An overarching theme emerged around how health care and society has changed through the pandemic. Here are a few observations from the conference.
Technology is an extension, not a replacement, for patient care.
The pandemic exposed some weaknesses, such as nursing staff shortages, inadequate mental health care and inequity, but also highlighted strengths like innovation and collaboration.
For example, technology can be used to extend and expand current staff resources through the use of automated “scribes” and AI, as well as delivering equitable health care.
Multiple comments were also made on how the hospital of the future is a flexible place to be able to deliver the care needed by the community, including outpatient and home-based levels of care.

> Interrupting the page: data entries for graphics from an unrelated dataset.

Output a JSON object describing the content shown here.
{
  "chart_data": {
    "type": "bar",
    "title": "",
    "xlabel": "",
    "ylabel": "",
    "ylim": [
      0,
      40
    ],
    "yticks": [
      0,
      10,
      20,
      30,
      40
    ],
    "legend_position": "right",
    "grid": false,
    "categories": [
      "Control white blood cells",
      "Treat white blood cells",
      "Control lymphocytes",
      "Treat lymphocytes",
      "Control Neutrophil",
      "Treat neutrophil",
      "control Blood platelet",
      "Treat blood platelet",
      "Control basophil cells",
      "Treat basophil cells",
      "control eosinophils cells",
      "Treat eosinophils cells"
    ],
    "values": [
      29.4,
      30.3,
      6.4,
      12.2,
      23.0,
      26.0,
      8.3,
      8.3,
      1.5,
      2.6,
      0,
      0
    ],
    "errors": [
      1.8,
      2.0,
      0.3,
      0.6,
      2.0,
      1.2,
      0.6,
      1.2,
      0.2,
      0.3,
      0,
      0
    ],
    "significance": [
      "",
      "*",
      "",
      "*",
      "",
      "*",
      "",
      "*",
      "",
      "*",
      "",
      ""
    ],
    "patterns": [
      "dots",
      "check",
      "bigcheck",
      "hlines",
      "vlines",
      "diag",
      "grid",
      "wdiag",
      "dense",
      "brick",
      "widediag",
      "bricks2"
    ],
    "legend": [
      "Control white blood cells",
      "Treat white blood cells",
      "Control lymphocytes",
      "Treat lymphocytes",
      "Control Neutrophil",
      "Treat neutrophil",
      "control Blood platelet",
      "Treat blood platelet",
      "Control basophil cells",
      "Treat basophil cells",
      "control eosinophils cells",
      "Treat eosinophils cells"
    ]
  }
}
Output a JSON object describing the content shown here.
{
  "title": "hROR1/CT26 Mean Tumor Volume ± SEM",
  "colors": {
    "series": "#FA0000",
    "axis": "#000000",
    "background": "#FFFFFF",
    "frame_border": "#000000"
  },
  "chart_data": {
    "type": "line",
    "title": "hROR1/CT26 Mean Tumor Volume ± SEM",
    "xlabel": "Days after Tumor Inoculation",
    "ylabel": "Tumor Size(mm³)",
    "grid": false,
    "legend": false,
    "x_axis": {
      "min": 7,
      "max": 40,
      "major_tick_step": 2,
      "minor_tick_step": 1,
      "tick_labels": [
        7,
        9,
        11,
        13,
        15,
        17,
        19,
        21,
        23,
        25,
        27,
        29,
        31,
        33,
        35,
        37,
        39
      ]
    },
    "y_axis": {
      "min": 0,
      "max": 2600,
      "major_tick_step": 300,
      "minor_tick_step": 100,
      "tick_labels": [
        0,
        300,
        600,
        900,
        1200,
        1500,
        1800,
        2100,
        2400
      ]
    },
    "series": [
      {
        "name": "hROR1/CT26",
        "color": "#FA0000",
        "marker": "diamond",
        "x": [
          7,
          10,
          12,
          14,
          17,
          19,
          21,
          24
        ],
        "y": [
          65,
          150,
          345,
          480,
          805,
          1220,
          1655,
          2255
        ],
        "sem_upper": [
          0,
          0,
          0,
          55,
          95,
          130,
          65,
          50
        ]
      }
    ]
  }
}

A speaker on the Future of Nursing panel explained: “Virtual care doesn’t mean there’s never in-person (care). It’s about being more efficient with the way you’re providing care.”
Meaningful investments are necessary to advance digital health equity.
Speakers agreed that while there is a huge opportunity to make care more accessible, they have to innovate in a way that uses compassion, cultural competency, transparency, and fosters trust.
“The biggest problems in health care can be solved through innovation, but it has to be done (in a way) that simultaneously advances us without creating more health equity gaps,” said speaker Dr. Melissa Clarke, who highlighted the role of equity in digital health and health care innovation.
A lively discussion among health care system CEOs about the future of hospitals also emphasized the need for collaboration and partnerships to advance health care while mitigating disparity factors.
“It’s bringing in partners, innovators and community members that our patient population cares about and needs access to,” said Jennifer DeCubellis, CEO of Hennepin Healthcare. “Creating a campus that’s built by the community, for the community.”
Direct and open industry engagement is crucial for the future of health care.
Event moderator and adjunct professor Kjrk Reyerson explained why the conference is a great opportunity for students and professionals alike to exchange ideas and knowledge across the industry.
“In the dynamic, post-pandemic era of health care delivery, (the Future of Health Care Conference) provides a source of industry inspiration and guidance as we continue to evolve the topic of health care innovation,” he said.
A special thank-you to all industry presenters, event moderators and organizers for this year’s Future of Health Care Conference.